Pendistribusiannya tersendat karena pengajuan proposal dari kelompok tani (poktan) terlambat.
Kabid Tanaman Pangan Dispertapahorbun Bangkalan Abu Said mengatakan, alsintan yang menghabiskan anggaran Rp 2.079.500.000 itu baru bisa disalurkan apabila usulan proposal dari poktan sudah dinyatakan lengkap.
”Bukan belum tersalurkan, tetapi proposal dari kelompok tani (poktan) belum lengkap,” katanya.
Abu Said menuturkan, hingga saat ini sudah terdapat 30 lebih proposal yang masuk ke institusinya.
”Dengan demikian, usulan proposal poktan yang diterima berada di angka 50 persen dari kuota pengadaan hand tractor sebanyak 75 unit,” paparnya.
Dijelaskan, ada beberapa persyaratan yang harus dipenuhi agar manfaat dari program usulan anggota dewan perwakilan rakyat daerah (DPRD) alias pokok-pokok pikiran (pokir) tersebut dapat dinikmati petani Bangkalan.
Salah satunya, harus melampirkan surat keterangan terdaftar (SKT).
”Nanti kami verifikasi, kalau memenuhi syarat dan sudah memiliki SKT baru diinventarisasi.
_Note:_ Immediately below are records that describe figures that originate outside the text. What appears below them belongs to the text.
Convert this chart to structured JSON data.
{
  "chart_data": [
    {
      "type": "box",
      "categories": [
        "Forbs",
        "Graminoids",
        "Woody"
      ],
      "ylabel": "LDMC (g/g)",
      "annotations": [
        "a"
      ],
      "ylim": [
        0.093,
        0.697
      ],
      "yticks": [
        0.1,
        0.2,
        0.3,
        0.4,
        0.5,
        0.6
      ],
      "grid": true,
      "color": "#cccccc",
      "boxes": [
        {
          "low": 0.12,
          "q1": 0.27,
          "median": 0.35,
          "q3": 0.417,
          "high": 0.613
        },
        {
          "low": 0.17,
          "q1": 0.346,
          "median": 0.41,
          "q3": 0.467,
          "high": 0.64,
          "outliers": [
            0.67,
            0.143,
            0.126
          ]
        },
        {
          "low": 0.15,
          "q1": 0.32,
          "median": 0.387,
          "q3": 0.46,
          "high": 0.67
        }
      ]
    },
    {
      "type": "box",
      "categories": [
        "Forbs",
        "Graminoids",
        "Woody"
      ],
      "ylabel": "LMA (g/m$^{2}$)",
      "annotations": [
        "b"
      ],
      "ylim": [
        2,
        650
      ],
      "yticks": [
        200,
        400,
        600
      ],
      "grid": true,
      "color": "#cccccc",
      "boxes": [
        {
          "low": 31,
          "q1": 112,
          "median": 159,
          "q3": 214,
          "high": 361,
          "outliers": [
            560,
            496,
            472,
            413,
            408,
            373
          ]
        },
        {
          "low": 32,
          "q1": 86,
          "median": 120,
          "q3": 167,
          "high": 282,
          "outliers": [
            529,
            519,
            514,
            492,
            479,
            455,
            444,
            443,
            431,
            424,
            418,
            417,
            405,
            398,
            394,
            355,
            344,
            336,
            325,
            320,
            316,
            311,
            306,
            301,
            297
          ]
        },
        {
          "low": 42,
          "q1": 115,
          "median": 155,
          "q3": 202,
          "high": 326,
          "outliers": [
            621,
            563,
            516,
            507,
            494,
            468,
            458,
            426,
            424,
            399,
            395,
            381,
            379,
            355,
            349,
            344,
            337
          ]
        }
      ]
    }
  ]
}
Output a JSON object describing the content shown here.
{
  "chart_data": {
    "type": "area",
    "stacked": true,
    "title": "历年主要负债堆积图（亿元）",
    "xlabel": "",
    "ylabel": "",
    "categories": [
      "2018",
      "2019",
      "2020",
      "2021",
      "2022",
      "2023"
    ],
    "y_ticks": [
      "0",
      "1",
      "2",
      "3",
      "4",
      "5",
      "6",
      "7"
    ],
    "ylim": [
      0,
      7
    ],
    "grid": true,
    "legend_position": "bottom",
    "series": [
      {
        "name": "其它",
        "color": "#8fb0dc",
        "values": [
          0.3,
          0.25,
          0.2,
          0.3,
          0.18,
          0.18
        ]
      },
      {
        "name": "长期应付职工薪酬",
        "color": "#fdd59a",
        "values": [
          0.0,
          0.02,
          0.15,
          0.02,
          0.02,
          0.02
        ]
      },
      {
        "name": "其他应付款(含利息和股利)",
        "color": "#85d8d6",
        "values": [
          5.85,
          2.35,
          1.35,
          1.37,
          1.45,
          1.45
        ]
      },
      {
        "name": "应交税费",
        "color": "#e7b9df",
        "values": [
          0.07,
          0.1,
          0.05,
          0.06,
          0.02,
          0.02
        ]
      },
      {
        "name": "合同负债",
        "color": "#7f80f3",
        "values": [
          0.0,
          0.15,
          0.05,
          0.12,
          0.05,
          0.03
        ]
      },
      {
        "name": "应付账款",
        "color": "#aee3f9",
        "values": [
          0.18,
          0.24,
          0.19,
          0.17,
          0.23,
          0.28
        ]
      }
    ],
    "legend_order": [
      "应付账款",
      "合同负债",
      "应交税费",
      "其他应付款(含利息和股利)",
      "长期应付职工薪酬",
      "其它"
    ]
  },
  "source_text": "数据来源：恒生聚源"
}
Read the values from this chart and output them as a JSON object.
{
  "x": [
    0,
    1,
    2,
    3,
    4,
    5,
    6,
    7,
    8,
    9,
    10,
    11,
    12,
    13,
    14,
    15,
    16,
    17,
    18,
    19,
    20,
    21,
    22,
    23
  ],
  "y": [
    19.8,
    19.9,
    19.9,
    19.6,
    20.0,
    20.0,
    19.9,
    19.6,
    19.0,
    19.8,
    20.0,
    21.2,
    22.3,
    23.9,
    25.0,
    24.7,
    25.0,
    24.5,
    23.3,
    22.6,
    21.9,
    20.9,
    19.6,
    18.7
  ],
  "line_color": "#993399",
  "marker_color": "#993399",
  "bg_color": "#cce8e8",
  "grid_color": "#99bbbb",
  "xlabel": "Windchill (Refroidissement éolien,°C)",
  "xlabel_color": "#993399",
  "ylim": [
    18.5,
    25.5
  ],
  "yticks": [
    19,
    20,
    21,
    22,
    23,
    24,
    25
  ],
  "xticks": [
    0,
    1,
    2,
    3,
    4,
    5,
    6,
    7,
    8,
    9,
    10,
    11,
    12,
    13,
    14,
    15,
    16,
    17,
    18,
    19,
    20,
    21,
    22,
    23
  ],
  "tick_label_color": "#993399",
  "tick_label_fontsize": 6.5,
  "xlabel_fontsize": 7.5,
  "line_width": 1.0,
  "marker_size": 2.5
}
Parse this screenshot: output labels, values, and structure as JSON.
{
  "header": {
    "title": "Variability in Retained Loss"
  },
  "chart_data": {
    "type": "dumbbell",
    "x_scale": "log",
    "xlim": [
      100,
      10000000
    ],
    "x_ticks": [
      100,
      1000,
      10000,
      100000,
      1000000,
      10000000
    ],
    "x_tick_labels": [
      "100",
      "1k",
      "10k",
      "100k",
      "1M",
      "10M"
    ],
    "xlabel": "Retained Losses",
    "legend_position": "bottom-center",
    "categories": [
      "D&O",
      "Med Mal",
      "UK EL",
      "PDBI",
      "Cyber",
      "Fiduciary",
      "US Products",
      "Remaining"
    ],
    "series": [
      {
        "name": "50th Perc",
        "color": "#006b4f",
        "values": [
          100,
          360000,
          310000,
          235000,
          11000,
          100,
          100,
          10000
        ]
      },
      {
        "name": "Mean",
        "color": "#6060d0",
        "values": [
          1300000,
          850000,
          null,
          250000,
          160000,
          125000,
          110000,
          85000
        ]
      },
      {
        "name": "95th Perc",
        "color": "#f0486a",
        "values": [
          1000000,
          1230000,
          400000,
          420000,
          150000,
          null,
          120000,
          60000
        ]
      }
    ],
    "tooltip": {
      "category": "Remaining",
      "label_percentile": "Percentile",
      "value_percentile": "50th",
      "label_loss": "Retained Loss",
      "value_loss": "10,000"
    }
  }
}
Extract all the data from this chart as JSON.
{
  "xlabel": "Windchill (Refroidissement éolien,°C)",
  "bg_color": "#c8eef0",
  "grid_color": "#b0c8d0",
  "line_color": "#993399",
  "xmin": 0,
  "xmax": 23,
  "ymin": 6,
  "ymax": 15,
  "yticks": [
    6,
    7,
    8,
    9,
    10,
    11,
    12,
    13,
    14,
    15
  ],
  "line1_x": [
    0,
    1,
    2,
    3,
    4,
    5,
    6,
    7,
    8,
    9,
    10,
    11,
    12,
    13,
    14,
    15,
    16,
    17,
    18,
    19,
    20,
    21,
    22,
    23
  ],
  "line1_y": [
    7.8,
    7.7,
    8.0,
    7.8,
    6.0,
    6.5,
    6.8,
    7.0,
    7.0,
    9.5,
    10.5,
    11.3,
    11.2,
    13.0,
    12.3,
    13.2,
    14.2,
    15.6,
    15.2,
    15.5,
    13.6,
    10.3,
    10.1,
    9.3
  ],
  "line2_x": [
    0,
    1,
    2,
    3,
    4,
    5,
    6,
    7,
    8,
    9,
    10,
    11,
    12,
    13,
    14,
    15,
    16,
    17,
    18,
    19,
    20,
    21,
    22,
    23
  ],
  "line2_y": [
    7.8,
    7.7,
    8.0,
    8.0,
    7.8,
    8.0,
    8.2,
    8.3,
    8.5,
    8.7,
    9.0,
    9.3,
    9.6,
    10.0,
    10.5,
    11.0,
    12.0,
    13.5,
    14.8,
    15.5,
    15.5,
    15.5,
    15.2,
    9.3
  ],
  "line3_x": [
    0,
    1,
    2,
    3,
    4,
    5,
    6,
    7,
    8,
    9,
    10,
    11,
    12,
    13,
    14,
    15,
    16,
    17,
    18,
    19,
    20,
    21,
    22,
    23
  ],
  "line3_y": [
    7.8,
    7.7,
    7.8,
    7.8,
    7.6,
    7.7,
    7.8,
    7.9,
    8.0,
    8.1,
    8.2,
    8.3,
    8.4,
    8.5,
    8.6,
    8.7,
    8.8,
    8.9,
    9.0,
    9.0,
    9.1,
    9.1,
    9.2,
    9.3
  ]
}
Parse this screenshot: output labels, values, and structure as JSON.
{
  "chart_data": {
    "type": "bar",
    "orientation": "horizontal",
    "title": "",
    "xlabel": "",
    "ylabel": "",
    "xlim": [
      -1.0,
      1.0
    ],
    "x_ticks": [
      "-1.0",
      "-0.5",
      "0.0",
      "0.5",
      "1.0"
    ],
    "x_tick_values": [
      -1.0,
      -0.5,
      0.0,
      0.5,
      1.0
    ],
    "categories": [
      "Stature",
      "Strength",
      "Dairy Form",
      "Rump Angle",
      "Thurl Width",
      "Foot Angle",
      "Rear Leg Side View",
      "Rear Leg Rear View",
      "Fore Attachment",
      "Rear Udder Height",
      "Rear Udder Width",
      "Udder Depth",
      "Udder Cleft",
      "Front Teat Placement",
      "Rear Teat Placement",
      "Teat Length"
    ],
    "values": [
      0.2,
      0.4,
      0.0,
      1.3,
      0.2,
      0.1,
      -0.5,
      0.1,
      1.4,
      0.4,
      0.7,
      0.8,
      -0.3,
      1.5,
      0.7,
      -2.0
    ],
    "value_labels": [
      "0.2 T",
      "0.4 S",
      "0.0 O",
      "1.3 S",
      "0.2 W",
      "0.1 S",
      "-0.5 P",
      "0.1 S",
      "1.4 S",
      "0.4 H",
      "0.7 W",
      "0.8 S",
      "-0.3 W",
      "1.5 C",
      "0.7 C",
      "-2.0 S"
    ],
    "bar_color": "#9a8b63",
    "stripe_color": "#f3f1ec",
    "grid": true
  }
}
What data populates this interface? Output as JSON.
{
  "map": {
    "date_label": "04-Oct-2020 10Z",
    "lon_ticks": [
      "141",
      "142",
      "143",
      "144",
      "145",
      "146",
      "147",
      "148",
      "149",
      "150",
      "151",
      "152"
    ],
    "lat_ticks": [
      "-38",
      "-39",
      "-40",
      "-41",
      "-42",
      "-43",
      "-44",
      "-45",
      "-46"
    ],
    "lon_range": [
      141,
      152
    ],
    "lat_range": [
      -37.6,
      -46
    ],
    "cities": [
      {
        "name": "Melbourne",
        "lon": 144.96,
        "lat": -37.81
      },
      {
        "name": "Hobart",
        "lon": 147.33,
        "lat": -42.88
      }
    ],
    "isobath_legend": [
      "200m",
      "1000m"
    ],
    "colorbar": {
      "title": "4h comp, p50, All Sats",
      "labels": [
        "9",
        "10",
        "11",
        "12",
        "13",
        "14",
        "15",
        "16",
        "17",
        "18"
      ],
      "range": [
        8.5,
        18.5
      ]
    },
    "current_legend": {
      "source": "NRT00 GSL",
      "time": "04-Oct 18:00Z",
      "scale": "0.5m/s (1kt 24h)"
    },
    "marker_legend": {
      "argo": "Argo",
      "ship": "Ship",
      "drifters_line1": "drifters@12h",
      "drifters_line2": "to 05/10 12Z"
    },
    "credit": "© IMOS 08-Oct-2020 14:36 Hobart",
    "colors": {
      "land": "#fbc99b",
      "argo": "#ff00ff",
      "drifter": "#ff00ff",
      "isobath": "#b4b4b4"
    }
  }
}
Kalau poktan yang mengusulkan tidak mempunyai SKT, kami tidak bisa menerbitkan rekomendasi,” ujarnya.
Menurut Abu Said, pihaknya baru bisa menyalurkan program hibah tersebut apabila proposal yang masuk sudah memenuhi kuota.
Setidaknya ada 75 proposal dan dinyatakan lengkap. Artinya, usulan poktan jelas serta tidak fiktif. ”Tidak bisa langsung dibelanjakan, ada prosedurnya,” ulasnya.
Baca Juga: Belum Ada Lembaga Khusus yang Menangani, Korban Kekerasan Seksual Pilih Lapor Polisi
Dijelaskan, pihaknya bekerja sesuai ketentuan agar bantuan itu bisa cepat tersalurkan dan tepat sasaran.
”Target kami pada di triwulan kedua sudah didistribusikan. Sampai saat ini Kami terus menjalin komunikasi dengan pihak-pihak terkait,” pungkas Abu Said. (c3/yan)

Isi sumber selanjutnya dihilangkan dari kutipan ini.